Stage 1 gives you a 1 in 255 (or something like that) chance of a plot passing the filter. So the more plots you have, then the more plots pass the filter. Only plots that pass the filter move on to stage 2.
Stage 2 runs some type of proof. Whoever has the best proof wins the XCH.
So far, it seems like K32 would give you the best bang for the buck, because way more K32 plots could qualify for stage 1, given a the same finite amount of disk storage for all of your plots.
But each plot, as best I understand Chia, contains multiple sets of data within. So whichever part within a plot has the best proof will win.
This means that larger plots (K33 and K34) have 2x or 4x the chance of finding a better proof within their file.
So although roughly ½ the amount of K33 plots will pass stage 1, compared to K32 plots that will pass stage 1…
…the K33 plots that do pass the stage 1 filter will have 2x the chance to win when it goes up against a K32 plot that passed the stage 1 filter.

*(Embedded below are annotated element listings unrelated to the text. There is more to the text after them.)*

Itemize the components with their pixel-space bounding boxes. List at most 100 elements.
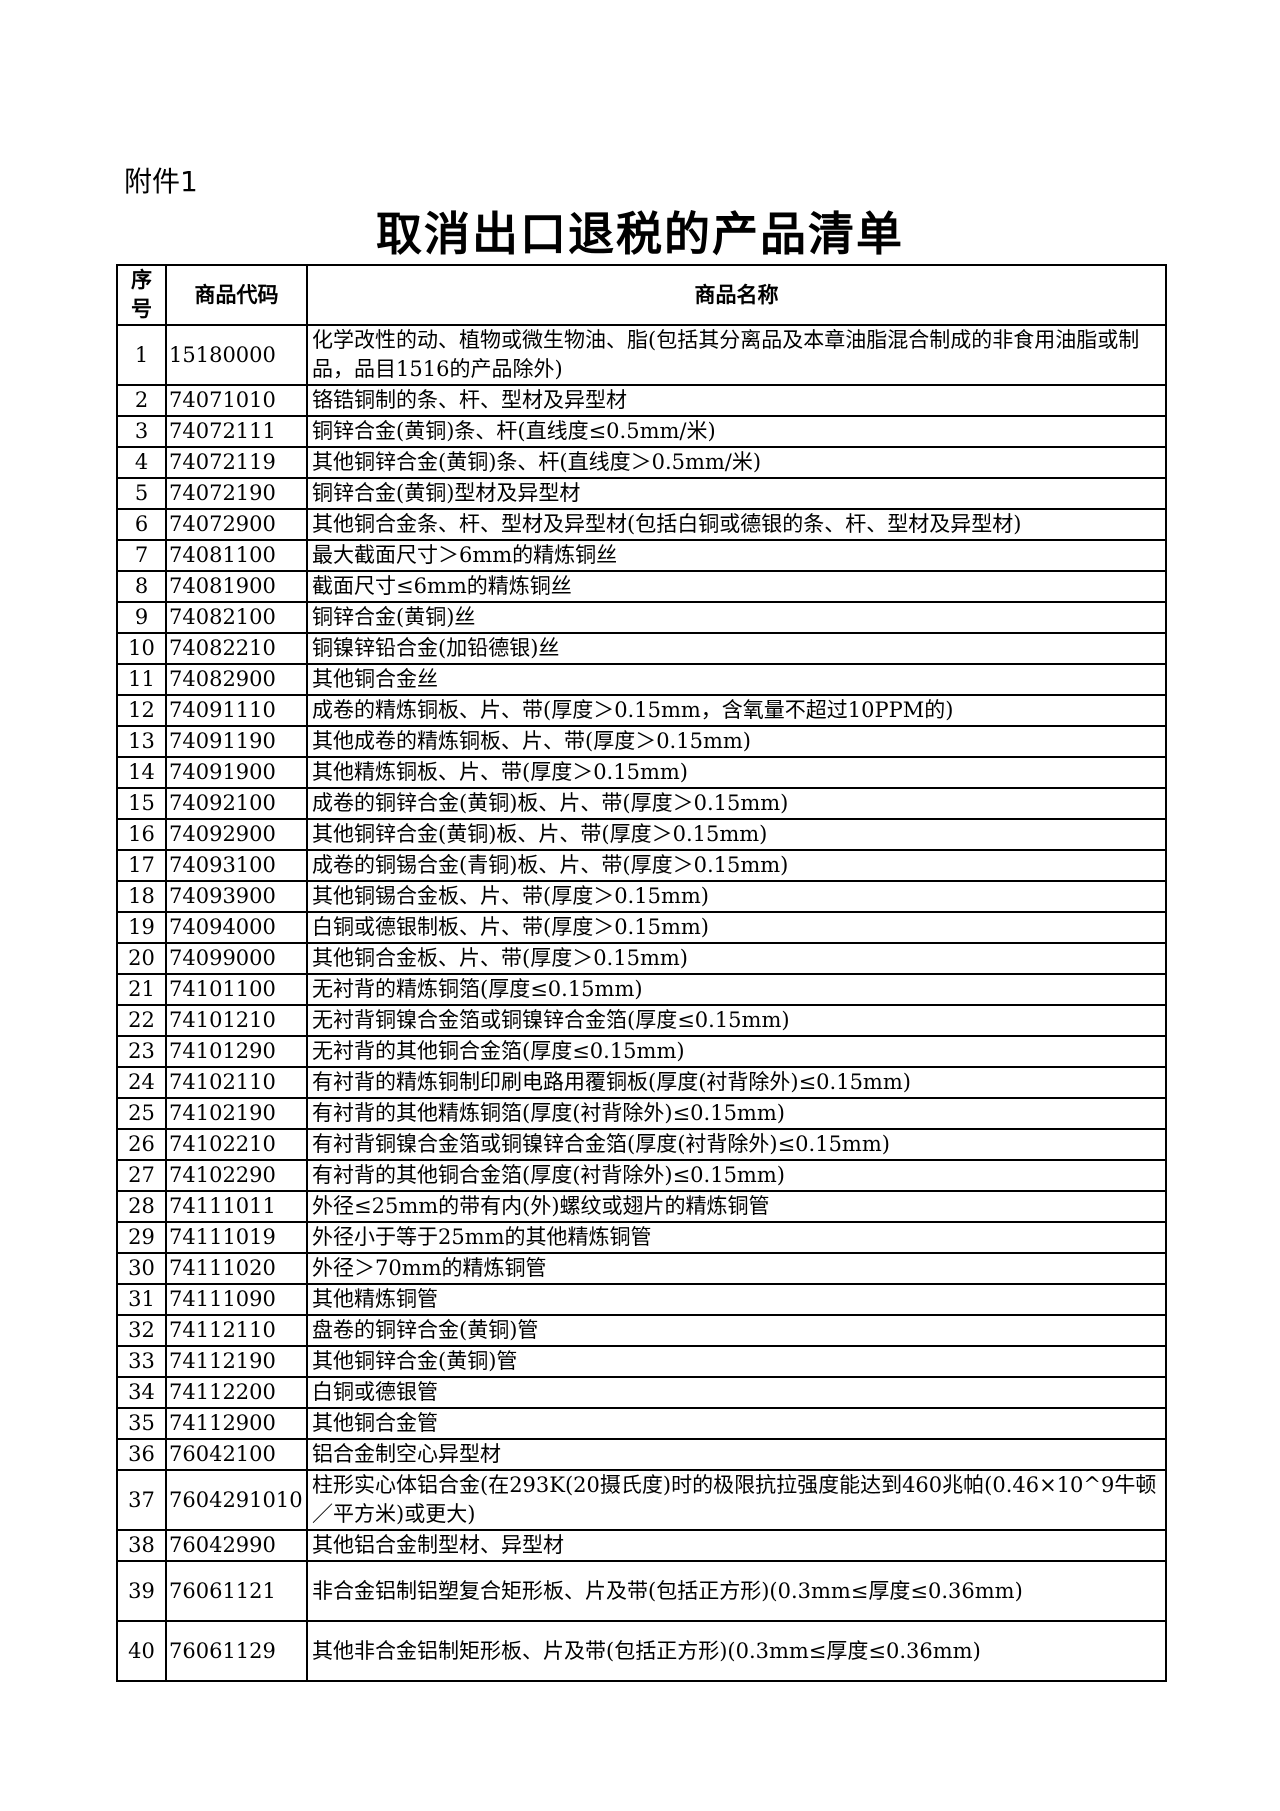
table-row: 25 74102190 有衬背的其他精炼铜箔(厚度(衬背除外)≤0.15mm) [116, 1097, 1167, 1130]
row-number: 21 [116, 973, 167, 1006]
product-code: 74102110 [165, 1066, 308, 1099]
product-code: 74111090 [165, 1283, 308, 1316]
table-row: 23 74101290 无衬背的其他铜合金箔(厚度≤0.15mm) [116, 1035, 1167, 1068]
table-row: 27 74102290 有衬背的其他铜合金箔(厚度(衬背除外)≤0.15mm) [116, 1159, 1167, 1192]
product-code: 74112200 [165, 1376, 308, 1409]
table-row: 1 15180000 化学改性的动、植物或微生物油、脂(包括其分离品及本章油脂混合制… [116, 324, 1167, 386]
table-header: 序号 商品代码 商品名称 [116, 264, 1167, 326]
product-code: 74081900 [165, 570, 308, 603]
row-number: 20 [116, 942, 167, 975]
table-row: 40 76061129 其他非合金铝制矩形板、片及带(包括正方形)(0.3mm≤厚度… [116, 1620, 1167, 1682]
row-number: 11 [116, 663, 167, 696]
table-row: 21 74101100 无衬背的精炼铜箔(厚度≤0.15mm) [116, 973, 1167, 1006]
product-code: 74111019 [165, 1221, 308, 1254]
product-name: 截面尺寸≤6mm的精炼铜丝 [306, 570, 1167, 603]
product-name: 其他铜锡合金板、片、带(厚度＞0.15mm) [306, 880, 1167, 913]
table-row: 31 74111090 其他精炼铜管 [116, 1283, 1167, 1316]
product-name: 无衬背铜镍合金箔或铜镍锌合金箔(厚度≤0.15mm) [306, 1004, 1167, 1037]
table-body: 1 15180000 化学改性的动、植物或微生物油、脂(包括其分离品及本章油脂混合制… [116, 324, 1167, 1682]
product-name: 化学改性的动、植物或微生物油、脂(包括其分离品及本章油脂混合制成的非食用油脂或制… [306, 324, 1167, 386]
product-name: 铜镍锌铅合金(加铅德银)丝 [306, 632, 1167, 665]
row-number: 17 [116, 849, 167, 882]
product-name: 有衬背铜镍合金箔或铜镍锌合金箔(厚度(衬背除外)≤0.15mm) [306, 1128, 1167, 1161]
column-header: 商品代码 [165, 264, 308, 326]
product-name: 铜锌合金(黄铜)丝 [306, 601, 1167, 634]
row-number: 2 [116, 384, 167, 417]
product-name: 铜锌合金(黄铜)条、杆(直线度≤0.5mm/米) [306, 415, 1167, 448]
product-name: 最大截面尺寸＞6mm的精炼铜丝 [306, 539, 1167, 572]
row-number: 30 [116, 1252, 167, 1285]
row-number: 24 [116, 1066, 167, 1099]
product-code: 76042990 [165, 1529, 308, 1562]
product-code: 74111020 [165, 1252, 308, 1285]
product-name: 非合金铝制铝塑复合矩形板、片及带(包括正方形)(0.3mm≤厚度≤0.36mm) [306, 1560, 1167, 1622]
row-number: 38 [116, 1529, 167, 1562]
product-code: 7604291010 [165, 1469, 308, 1531]
table-row: 17 74093100 成卷的铜锡合金(青铜)板、片、带(厚度＞0.15mm) [116, 849, 1167, 882]
table-row: 9 74082100 铜锌合金(黄铜)丝 [116, 601, 1167, 634]
product-code: 15180000 [165, 324, 308, 386]
table-row: 13 74091190 其他成卷的精炼铜板、片、带(厚度＞0.15mm) [116, 725, 1167, 758]
product-code: 74091190 [165, 725, 308, 758]
product-code: 74092100 [165, 787, 308, 820]
table-row: 28 74111011 外径≤25mm的带有内(外)螺纹或翅片的精炼铜管 [116, 1190, 1167, 1223]
table-row: 20 74099000 其他铜合金板、片、带(厚度＞0.15mm) [116, 942, 1167, 975]
product-code: 74101290 [165, 1035, 308, 1068]
product-code: 76061121 [165, 1560, 308, 1622]
row-number: 1 [116, 324, 167, 386]
product-code: 74112110 [165, 1314, 308, 1347]
row-number: 8 [116, 570, 167, 603]
product-code: 74101210 [165, 1004, 308, 1037]
product-name: 其他铜锌合金(黄铜)管 [306, 1345, 1167, 1378]
row-number: 32 [116, 1314, 167, 1347]
column-header: 序号 [116, 264, 167, 326]
product-name: 其他铜锌合金(黄铜)板、片、带(厚度＞0.15mm) [306, 818, 1167, 851]
header-row: 序号 商品代码 商品名称 [116, 264, 1167, 326]
table-row: 30 74111020 外径＞70mm的精炼铜管 [116, 1252, 1167, 1285]
product-code: 74072119 [165, 446, 308, 479]
row-number: 28 [116, 1190, 167, 1223]
table-row: 24 74102110 有衬背的精炼铜制印刷电路用覆铜板(厚度(衬背除外)≤0.15… [116, 1066, 1167, 1099]
attachment-label: 附件1 [124, 165, 198, 198]
row-number: 25 [116, 1097, 167, 1130]
product-name: 有衬背的其他铜合金箔(厚度(衬背除外)≤0.15mm) [306, 1159, 1167, 1192]
product-name: 无衬背的精炼铜箔(厚度≤0.15mm) [306, 973, 1167, 1006]
product-code: 74072900 [165, 508, 308, 541]
table-row: 10 74082210 铜镍锌铅合金(加铅德银)丝 [116, 632, 1167, 665]
product-code: 74111011 [165, 1190, 308, 1223]
row-number: 31 [116, 1283, 167, 1316]
table-row: 34 74112200 白铜或德银管 [116, 1376, 1167, 1409]
row-number: 29 [116, 1221, 167, 1254]
product-name: 有衬背的其他精炼铜箔(厚度(衬背除外)≤0.15mm) [306, 1097, 1167, 1130]
row-number: 10 [116, 632, 167, 665]
table-row: 11 74082900 其他铜合金丝 [116, 663, 1167, 696]
product-name: 其他铜合金条、杆、型材及异型材(包括白铜或德银的条、杆、型材及异型材) [306, 508, 1167, 541]
table-row: 37 7604291010 柱形实心体铝合金(在293K(20摄氏度)时的极限抗拉强… [116, 1469, 1167, 1531]
product-name: 其他铜合金丝 [306, 663, 1167, 696]
row-number: 39 [116, 1560, 167, 1622]
table-row: 38 76042990 其他铝合金制型材、异型材 [116, 1529, 1167, 1562]
table-row: 39 76061121 非合金铝制铝塑复合矩形板、片及带(包括正方形)(0.3mm≤… [116, 1560, 1167, 1622]
table-row: 22 74101210 无衬背铜镍合金箔或铜镍锌合金箔(厚度≤0.15mm) [116, 1004, 1167, 1037]
row-number: 16 [116, 818, 167, 851]
product-code: 76061129 [165, 1620, 308, 1682]
document-title: 取消出口退税的产品清单 [376, 207, 904, 261]
table-row: 6 74072900 其他铜合金条、杆、型材及异型材(包括白铜或德银的条、杆、型材及… [116, 508, 1167, 541]
product-name: 柱形实心体铝合金(在293K(20摄氏度)时的极限抗拉强度能达到460兆帕(0.… [306, 1469, 1167, 1531]
row-number: 5 [116, 477, 167, 510]
product-name: 其他铝合金制型材、异型材 [306, 1529, 1167, 1562]
product-name: 铝合金制空心异型材 [306, 1438, 1167, 1471]
product-table: 序号 商品代码 商品名称 1 15180000 化学改性的动、植物或微生物油、脂(包… [116, 264, 1167, 1682]
row-number: 26 [116, 1128, 167, 1161]
table-row: 5 74072190 铜锌合金(黄铜)型材及异型材 [116, 477, 1167, 510]
table-row: 2 74071010 铬锆铜制的条、杆、型材及异型材 [116, 384, 1167, 417]
product-name: 其他非合金铝制矩形板、片及带(包括正方形)(0.3mm≤厚度≤0.36mm) [306, 1620, 1167, 1682]
row-number: 23 [116, 1035, 167, 1068]
table-row: 12 74091110 成卷的精炼铜板、片、带(厚度＞0.15mm，含氧量不超过10… [116, 694, 1167, 727]
product-code: 74099000 [165, 942, 308, 975]
table-row: 19 74094000 白铜或德银制板、片、带(厚度＞0.15mm) [116, 911, 1167, 944]
product-code: 74072111 [165, 415, 308, 448]
table-row: 18 74093900 其他铜锡合金板、片、带(厚度＞0.15mm) [116, 880, 1167, 913]
row-number: 37 [116, 1469, 167, 1531]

So it all kind of equals out. With K33 plots and K34 plots, you get ½ or ¼ the number of plots that pass the stage 1 filter. But the ones that do pass have 2x or 4x the chance of winning vs the K32 plots that pass the filter.
This begs the question as to why bother with the larger plots when they do not really offer better odds of winning?
From where did you get 10 years?
When the day comes that K32 plots get phased out and will one day no longer be supported by Chia, then it will be a mad rush to re-plot.
If you have hundreds of TBs of plots, you will have possibly months of re-plotting to do. I am doing it now.